By Ivy Mungcal10 July 2012

Handing money. A report by the Overseas Development Institute maps out the future of development cooperation. Photo by: Wade Morgen / CC BY

The face of global poverty and development cooperation is likely to shift significantly by 2025 — in a way that could leave donors like Japan and Germany irrelevant in favor of new institutions and actors, a new report says.

Horizon 2025, a report by the U.K.-based Overseas Development Institute, says the world’s poorest populations will be in fragile, low-income African countries in 13 years’ time. That’s opposed to current scenarios where poverty is said to be concentrated in middle-income countries.

The report further identifies three main rationales it says will guide future development cooperation: provide social welfare, promote mutual economic growth and ensure equitable provision of global public goods like climate finance.

ODI based these assessments on current growth projections from the International Monetary Fund. It stressed that the scenarios are not predictions, but rather frameworks designed to spur debate.

What exactly do these scenarios mean for today’s main development actors? The report notes a possible “creative destruction” where current actors will need to “adapt to new trends or wither away into irrelevance.”

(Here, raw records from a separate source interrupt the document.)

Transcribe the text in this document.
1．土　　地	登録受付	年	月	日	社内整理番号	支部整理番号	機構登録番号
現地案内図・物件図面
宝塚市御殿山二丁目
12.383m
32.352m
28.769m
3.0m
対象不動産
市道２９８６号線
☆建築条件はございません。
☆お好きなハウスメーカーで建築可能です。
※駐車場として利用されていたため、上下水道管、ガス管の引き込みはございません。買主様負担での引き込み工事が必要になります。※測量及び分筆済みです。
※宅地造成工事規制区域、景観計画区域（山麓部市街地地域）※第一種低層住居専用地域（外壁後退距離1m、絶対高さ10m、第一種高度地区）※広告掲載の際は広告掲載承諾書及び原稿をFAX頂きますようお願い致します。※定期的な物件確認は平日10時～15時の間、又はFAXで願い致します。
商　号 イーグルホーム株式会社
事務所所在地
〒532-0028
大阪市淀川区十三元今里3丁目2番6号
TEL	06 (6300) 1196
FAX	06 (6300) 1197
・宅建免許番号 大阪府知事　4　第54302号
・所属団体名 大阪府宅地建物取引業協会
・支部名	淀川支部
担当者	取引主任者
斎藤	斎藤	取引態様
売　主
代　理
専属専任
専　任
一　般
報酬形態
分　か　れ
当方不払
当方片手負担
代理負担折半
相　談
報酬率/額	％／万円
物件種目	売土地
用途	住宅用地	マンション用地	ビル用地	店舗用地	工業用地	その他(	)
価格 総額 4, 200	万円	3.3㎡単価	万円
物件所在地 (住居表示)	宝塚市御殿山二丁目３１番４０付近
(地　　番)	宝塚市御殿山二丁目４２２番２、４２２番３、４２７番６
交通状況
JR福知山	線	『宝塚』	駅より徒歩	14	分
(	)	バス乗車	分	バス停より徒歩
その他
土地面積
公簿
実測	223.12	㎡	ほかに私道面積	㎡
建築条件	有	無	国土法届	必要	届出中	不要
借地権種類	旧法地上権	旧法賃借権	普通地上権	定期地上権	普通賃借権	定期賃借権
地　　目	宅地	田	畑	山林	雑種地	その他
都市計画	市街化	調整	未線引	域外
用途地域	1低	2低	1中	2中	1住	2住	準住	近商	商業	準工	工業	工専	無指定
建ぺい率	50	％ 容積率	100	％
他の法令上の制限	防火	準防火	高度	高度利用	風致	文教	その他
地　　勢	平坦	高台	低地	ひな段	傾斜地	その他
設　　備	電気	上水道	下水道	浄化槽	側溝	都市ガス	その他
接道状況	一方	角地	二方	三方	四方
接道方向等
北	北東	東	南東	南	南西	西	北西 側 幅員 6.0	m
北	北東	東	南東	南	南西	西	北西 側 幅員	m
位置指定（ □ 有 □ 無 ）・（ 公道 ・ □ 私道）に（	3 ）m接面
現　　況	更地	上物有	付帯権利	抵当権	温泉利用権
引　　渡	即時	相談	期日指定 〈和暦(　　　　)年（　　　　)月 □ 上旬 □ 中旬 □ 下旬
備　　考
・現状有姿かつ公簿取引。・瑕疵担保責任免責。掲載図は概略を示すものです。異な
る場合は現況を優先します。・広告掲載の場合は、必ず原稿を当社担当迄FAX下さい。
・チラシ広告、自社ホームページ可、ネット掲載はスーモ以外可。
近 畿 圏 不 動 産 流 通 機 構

Bilateral aid agencies with narrow portfolios in Africa, for instance, are likely to lose global relevance if they don’t’ shift their spending “quite radically,” the report says. To do this, donor governments might choose to channel more aid through multilateral actors — a move the report says is likely to meet opposition from the country’s citizens.

Among multilaterals, some U.N. agencies and the European Union are likely to have a comparative advantage in engaging with fragile states. Multilateral development banks, on the other hand, are expected to be as successful because of their trade records in such countries, the report explains.

Meanwhile, financing mechanisms such as the Global Fund to Fight AIDS, Tuberculosis and Malaria and international nongovernmental organizations are likely to remain relevant in the 2025 scenario, the report says.

The report also assesses the current business models and priorities of today’s leading donors using a traffic signal-based rating system.

Joining Japan and Germany in the red zone, which denotes a high risk of slipping out of relevance by 2025, are Spain, Italy, France, Greece, South Korea and the World Bank’s International Development Association.

Donors in the yellow zone — mild risk — are the European Union, Australia, Austria, Norway, the United Kingdom, Netherlands and New Zealand. In the green zone, or those with the least risk to become irrelevant, are Belgium, the IMF, Ireland, Global Environment Fund, United States, African Development Bank, Portugal, Denmark, Finland, Sweden, Global Fund, Canada and the GAVI Alliance.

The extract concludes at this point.